As per the latest figures presented to Pakistan Tehrik-e-Insaf (PTI) leadership by LDA, track-laying is complete at 11.42 km of package 1, out of 13.77 kilometres. In package 2, 13.27 km of track, out of the planned 13.42 km, is finished.

Similarly, 73 out of 77 escalators have been installed at stations of package 1, while 76 out of 80 escalators have been installed at stations of package 2.

Figures further reveal that 46 out of 48 elevators at package 1 have been installed, while in the package 2, LDA has installed 51 out of 52 elevators. The installation of platform screen doors is also complete at most stations.

Chief Engineer LDA Mazhar Hussain says the need for mass transit project in Lahore was identified in 1990, and studies were carried out at that time. Despite various attempts, no project could take off. “A feasibility study of a Rapid Mass Transit System (RMTS) for Lahore was prepared in 2005-06. It covered the development of a Long-Term RMTS network for Lahore. Also, the feasibility of the priority Green Line was prepared, based on identification of potential mass transit corridors, followed by a broad assessment of patronage and engineering constraints in those corridors.

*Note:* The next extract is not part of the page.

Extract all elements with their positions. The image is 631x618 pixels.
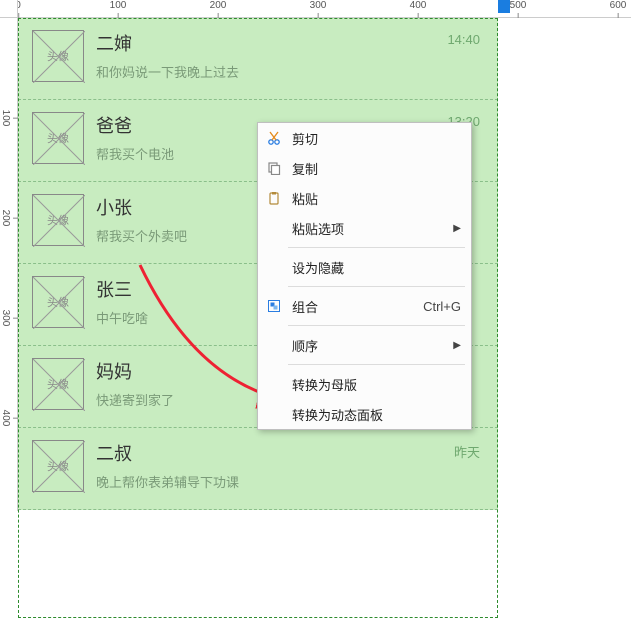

The order of priority for implementing these lines was then determined based primarily on forecast passenger demand in the following order of priority: Green Line (Ferozepur Road/Mall Road/Ravi Road/Shahdara; (Gajju Matta To Shahdra; Completed; 27 Km length), Orange Line (Raiwind Road/Multan Road/Macloed Road/ Railway Station/GT Road (Ali Town to Dera Gujjran, 27.1 km Length), Blue Line (Township/Gulberg Main Boulevard/Jail Road) and Purple Line (Bhatti Gate/Allama Iqbal Road/Airport). This feasibility was updated in 2014 by NESPAK on the directions of the Punjab Masstransit Authority (PMA).

According to Hussain, the Orange Line will provide important links between areas slated for new development in the south and the major employment and education centres, concentrated in the city.

He says the maximum saving is on Multan Road where a reduction of 337 buses (two-way) can be achieved. Much of the saving can be attributed to the reduction of long distance through buses, a move which also helps to provide relief for the congested city centre area.

He also speaks of another benefit of the project: “it promotes clean and green environment through low greenhouse gas emission (e.g. chlorofluorocarbons).”

Studies show that in Delhi, India, reduction in carbon dioxide emissions up to 145227.5 ton per annum pro rata was recorded after completion of its metro bus project. The CE LDA says that the project also has social benefits such as reduction in congestion on the side roads, cleaner air, and reduction in accidents.